Tampoco se votaba libremente en más de media Europa durante la mitad del pasado siglo, desde el Telón de Acero hasta Siberia. Ni en China, que los comunistas son muy suyos. Tampoco pudieron votar las mujeres en la pacífica Suiza hasta 1971, cuando ya en nuestra II República pudieron hacerlo al menos en dos ocasiones. O que, en Estados Unidos, la población de color no pudo votar libremente y en su plenitud hasta 1965.

Pero salvo Norteamérica o Suiza, en todos los países libres de esos que nos gusta llamar tanto de nuestro entorno, el voto y las elecciones libres están consolidados hace muchos años y conforman, precisamente, la moneda de cambio con la que se alternan los distintos partidos para gestionar la cosa pública, salvando puntuales circunstancias. Me reafirmo en esto porque el voto es el primero y el más genuino derecho de la democracia, el momento en el que podemos apostar porque quienes nos vayan a representar en las Cortes, de donde no sólo saldrán las leyes, que esperemos sean las más oportunas, elegirán también por nuestro encargo el gobierno que se ocupe de nuestros intereses en los siguientes cuatro años.

La Ley de Reforma Política nos condujo a nuestras primeras elecciones generales en libertad y en 1978 votamos nuestra actual Constitución. En estos últimos nueve lustros ya hemos votado dieciséis legislaturas y seis presidencias de gobiernos con no sé ya cuántos ministros, subsecretarios o secretarios de Estado, amén de las Comunidades, pero uno de los tres poderes, el judicial, no ha tenido la suerte de alternarse tanto. Ah, ojo, que desde entonces también hemos sufrido dos intentonas de golpe de Estado.
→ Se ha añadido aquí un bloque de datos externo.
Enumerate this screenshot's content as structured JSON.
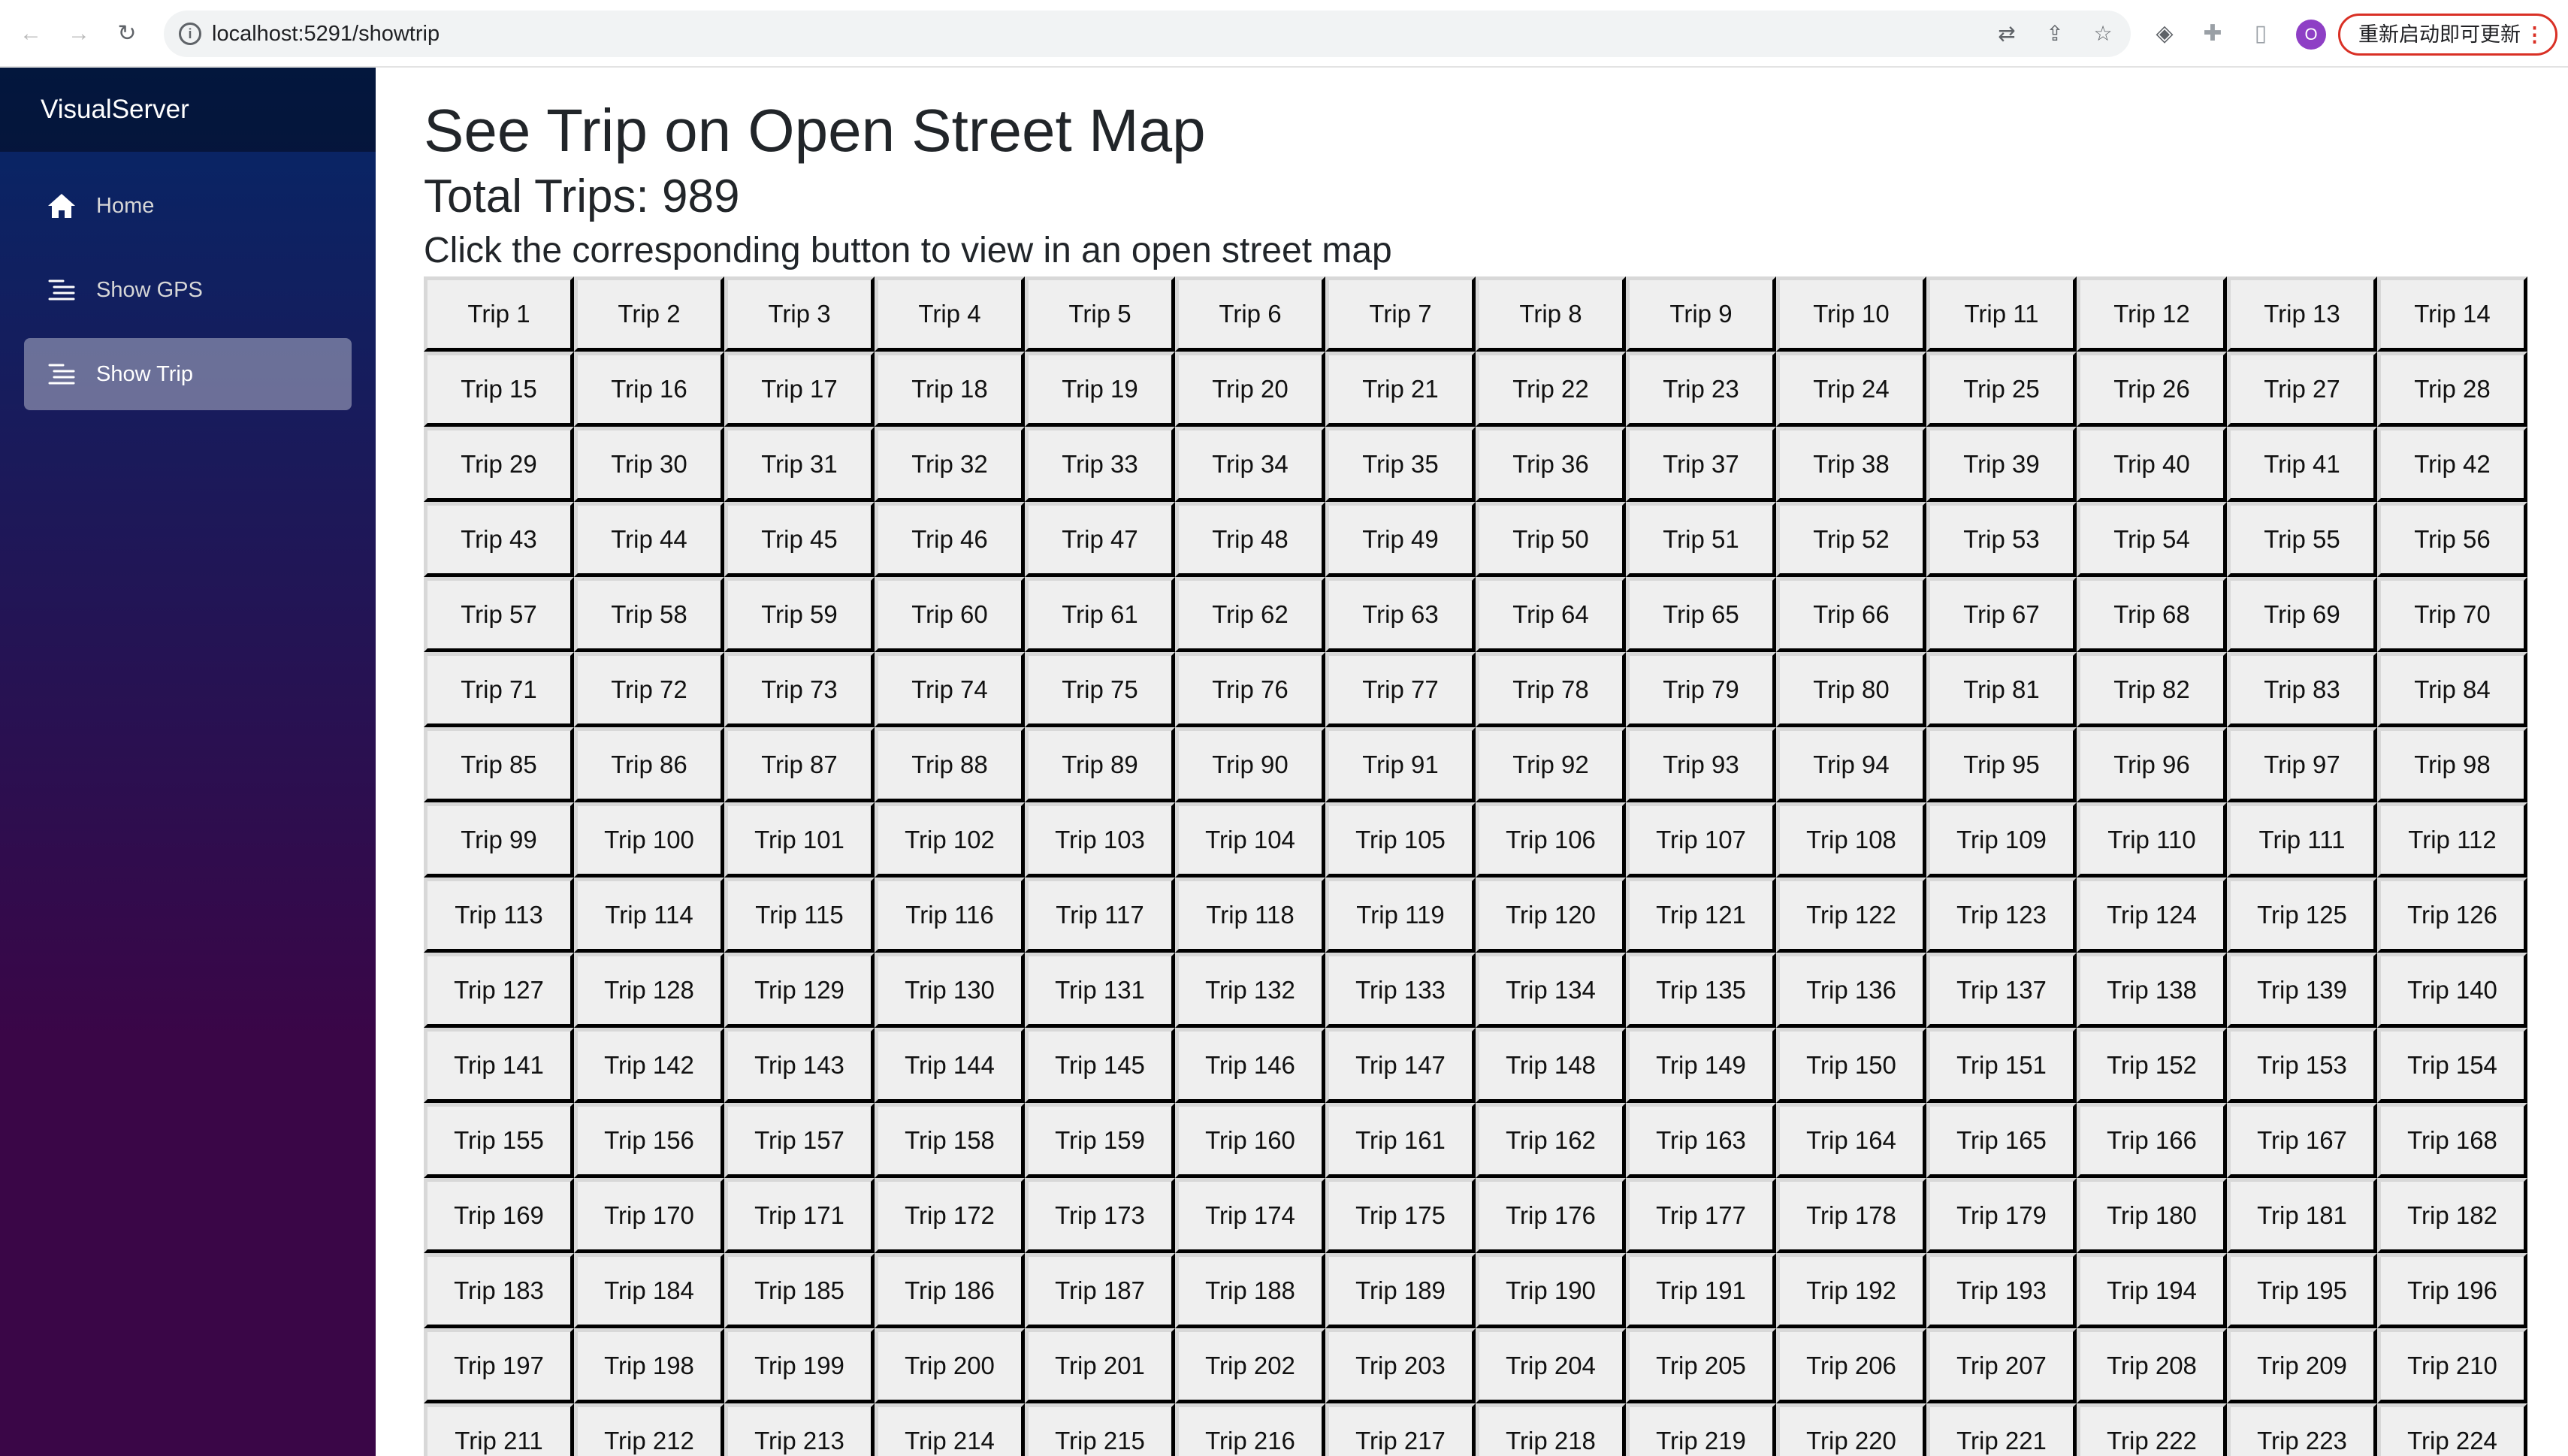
{
  "browser": {
    "url": "localhost:5291/showtrip",
    "profile_initial": "O",
    "update_label": "重新启动即可更新",
    "icons": [
      "back-icon",
      "forward-icon",
      "reload-icon",
      "info-icon",
      "translate-icon",
      "share-icon",
      "star-icon",
      "extension-icon",
      "puzzle-icon",
      "sidepanel-icon",
      "menu-icon"
    ]
  },
  "sidebar": {
    "brand": "VisualServer",
    "items": [
      {
        "label": "Home",
        "icon": "home-icon",
        "active": false
      },
      {
        "label": "Show GPS",
        "icon": "list-icon",
        "active": false
      },
      {
        "label": "Show Trip",
        "icon": "list-icon",
        "active": true
      }
    ]
  },
  "main": {
    "title": "See Trip on Open Street Map",
    "subtitle": "Total Trips: 989",
    "instruction": "Click the corresponding button to view in an open street map",
    "button_prefix": "Trip",
    "total_trips": 989
  },
  "colors": {
    "sidebar_top": "#052767",
    "sidebar_bottom": "#3a0647",
    "update_accent": "#d93025",
    "profile": "#8e3fc5"
  }
}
Mañana el gobierno, en plena canícula, nos ha llamado a votar la decimoséptima legislatura con media población holgando y la otra media trabajando, aunque esperando un puentecillo en alguna que otra región o, al menos, soñando con ese domingo para descansar. Pero ahí iremos, con generosidad y raciocinio, a depositar nuestro voto otra vez en medio de estas dos Españas enfrentadas en ese desentendimiento áspero y cansino más añoso ya que los grifos amarillos.

Si nada lo impide, el domingo iré a votar, claro está. Por mis convicciones y para aportar mi cuota participativa. Ojalá que me salga bien y que pueda ayudar con esta «cuota parte» que me corresponde a que mis elegidos puedan contribuir al bien común de todos los españoles cuando juren o prometan sus honorables puestos de senadores y diputados. Ya me gustaría a mí que, además, por su conciencia y honor, hicieran con su honra sus promesas reales comprometiéndose, incluso más allá de las directrices de sus partidos, para representarnos a toda la sociedad eligiendo un gobierno que satisfaga nuestras necesidades y procure nuestro bienestar. Que ponga todo su empeño en buscar para nosotros leyes sabias y justas que favorezcan la reunión de todos los españoles. Que fomente la creación de empresas y puestos de trabajo que es lo que más dignifica a las personas. Que ponga su mayor celo en el tratamiento de los caudales públicos que les entregamos a través de los tributos o que nos haga sentir una Nación libre, actualizada y respetada por todas las demás. Así que, mañana, con cabeza y corazón, a votar, por favor.